El gran reto europeo de la independencia del poder judicial

Viktor Orban
Viktor Orban, primer ministro húngaro

Bruselas y Estrasburgo deberían renunciar a seguir fabricando maniqueos que centran la atención en fallos de algunos Estados –ostensibles-, pero ocultan la incapacidad de crear un auténtico espacio común de la justicia y el derecho. No es fácil, porque son diversas las tradiciones jurídicas, aunque una de las ventajas del Brexit es la desaparición del mayor obstáculo, por la radical diferencia del sistema anglosajón respecto del que se dio en llamar  “continental”.

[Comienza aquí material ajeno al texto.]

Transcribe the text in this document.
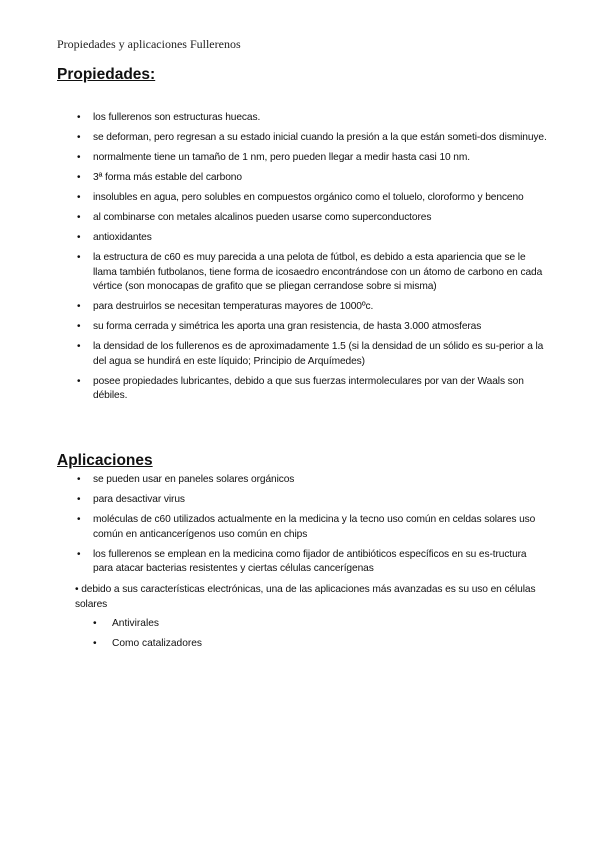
Propiedades y aplicaciones Fullerenos
Propiedades:
• los fullerenos son estructuras huecas.
• se deforman, pero regresan a su estado inicial cuando la presión a la que están someti-dos disminuye.
• normalmente tiene un tamaño de 1 nm, pero pueden llegar a medir hasta casi 10 nm.
• 3ª forma más estable del carbono
• insolubles en agua, pero solubles en compuestos orgánico como el toluelo, cloroformo y benceno
• al combinarse con metales alcalinos pueden usarse como superconductores
• antioxidantes
• la estructura de c60 es muy parecida a una pelota de fútbol, es debido a esta apariencia que se le llama también futbolanos, tiene forma de icosaedro encontrándose con un átomo de carbono en cada vértice (son monocapas de grafito que se pliegan cerrandose sobre si misma)
• para destruirlos se necesitan temperaturas mayores de 1000ºc.
• su forma cerrada y simétrica les aporta una gran resistencia, de hasta 3.000 atmosferas
• la densidad de los fullerenos es de aproximadamente 1.5 (si la densidad de un sólido es su-perior a la del agua se hundirá en este líquido; Principio de Arquímedes)
• posee propiedades lubricantes, debido a que sus fuerzas intermoleculares por van der Waals son débiles.
Aplicaciones
• se pueden usar en paneles solares orgánicos
• para desactivar virus
• moléculas de c60 utilizados actualmente en la medicina y la tecno uso común en celdas solares uso común en anticancerígenos uso común en chips
• los fullerenos se emplean en la medicina como fijador de antibióticos específicos en su es-tructura para atacar bacterias resistentes y ciertas células cancerígenas
• debido a sus características electrónicas, una de las aplicaciones más avanzadas es su uso en células solares
• Antivirales
• Como catalizadores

Es lógico que la Unión Europea afine los procedimientos para evitar fraudes en el cumplimiento del derecho comunitario aplicable a presupuestos, fondos y subvenciones, con mayor motivo, respecto del actual plan de recuperación económica. Pero se comprende la reticencia de algunos Estados miembros a participar en la puesta en marcha de la figura del fiscal europeo encargado de la instrucción procesal ante posibles ilegalidades. Porque en ciertos países –como España- la fiscalía se rige, de acuerdo con la Constitución, por principios “de unidad de actuación y dependencia jerárquica”, derivados de su condición de “ministerio público”, aunque ejerza sus funciones “con sujeción, en todo caso, a los [principios] de legalidad e imparcialidad”. También Francia tiene pendiente aplicar una sentencia del Tribunal de Estrasburgo sobre la fiscalía, y un problema semejante fue dilucidado por el Tribunal de Luxemburgo respecto de Países Bajos.

El 20 de julio publicó la Comisión su segundo informe sobre el estado de derecho en Europa. El diario de Le Monde planteó a la vicepresidente, Vera Jurova, un análisis de la situación. Al presentar la entrevista, destacó en el titular una frase: “La democracia no es algo adquirido, debemos alimentarla”. Así se deduce de la participación de Hungría en el caso Pegasus, o del asesinato de un periodista en los Países Bajos. Pero matiza que el programa europeo de recuperación no supedita la aprobación de los planes nacionales al estado de derecho. Las ayudas se destinan a los que más han sufrido las consecuencias económicas de Covid-19. “No creo que debamos chantajearlos con este dinero”.

Para Emmanuel Macron, el problema no es sólo húngaro. Tiene razón en que aumenta el conservadurismo y el llamado iliberalismo en varios países europeos. Pero también Francia tiene su propio problema –además de los fiscales instructores-, como muestra estos días el caso Dupont-Moretti, ministro de justicia: está dando lugar a una auténtica guerra de los gobernantes contra los jueces, digna de los viejos tiempos de mani pulite en Italia contra Craxi. Como si la igualdad ante la ley y, por tanto, la responsabilidad jurídica de sus actos, no afectase a la cúpula del poder ejecutivo.

Ante el compromiso en favor del ministro por parte de las más altas autoridades del Estado –referencia implícita a Emmanuel Macron-, la presidente del sindicato de la magistratura sale al paso en una tribuna en Le Monde: “¿Quién puede creer que la imputación de un ministro es el resultado de una instrumentalización de la justicia por parte de ‘un puñado de magistrados’?” Lamenta con razón que, cuando los jueces cumplen su deber respecto de políticos o cargos electos, el aparato estatal se ponga en marcha para desacreditar a los jueces.

No es preciso salir de España para comprobar que el estado de derecho está amenazado. Basten algunas consideraciones, como la desaforada crítica en las alturas gubernamentales de la sentencia del Tribunal Constitucional sobre el estado de alarma. Sin duda, toda decisión es criticable, pero con argumentos, no con descalificaciones. Como si sólo tuviera “sentido de Estado” quien da la razón a un gobierno..., que no se caracteriza precisamente por el cumplimiento escrupuloso del imperio de la ley.

 Llega quizá el momento de reconocer ante Bruselas la disposición de reformar el actual régimen del consejo del poder judicial, que lleva demasiado tiempo en funciones, por otra parte, recortadas. A mi juicio, en lógica jurídica, el régimen vigente no es constitucional. El TC aceptó en 1985 la desafortunada reforma promovida por el primer gobierno de Felipe González, a pesar de que hacía “posible, aunque no necesaria, una actuación contraria al espíritu de la norma constitucional” (FD 13). Ese riesgo de politización no es ya una hipótesis, sino un hecho, consolidado con las sucesivas reformas, introducidas por el PSOE y toleradas por el PP. Se impone la reforma: bastaría quizá volver al sistema del primer consejo, uno de tantos frutos recuperables de la Transición.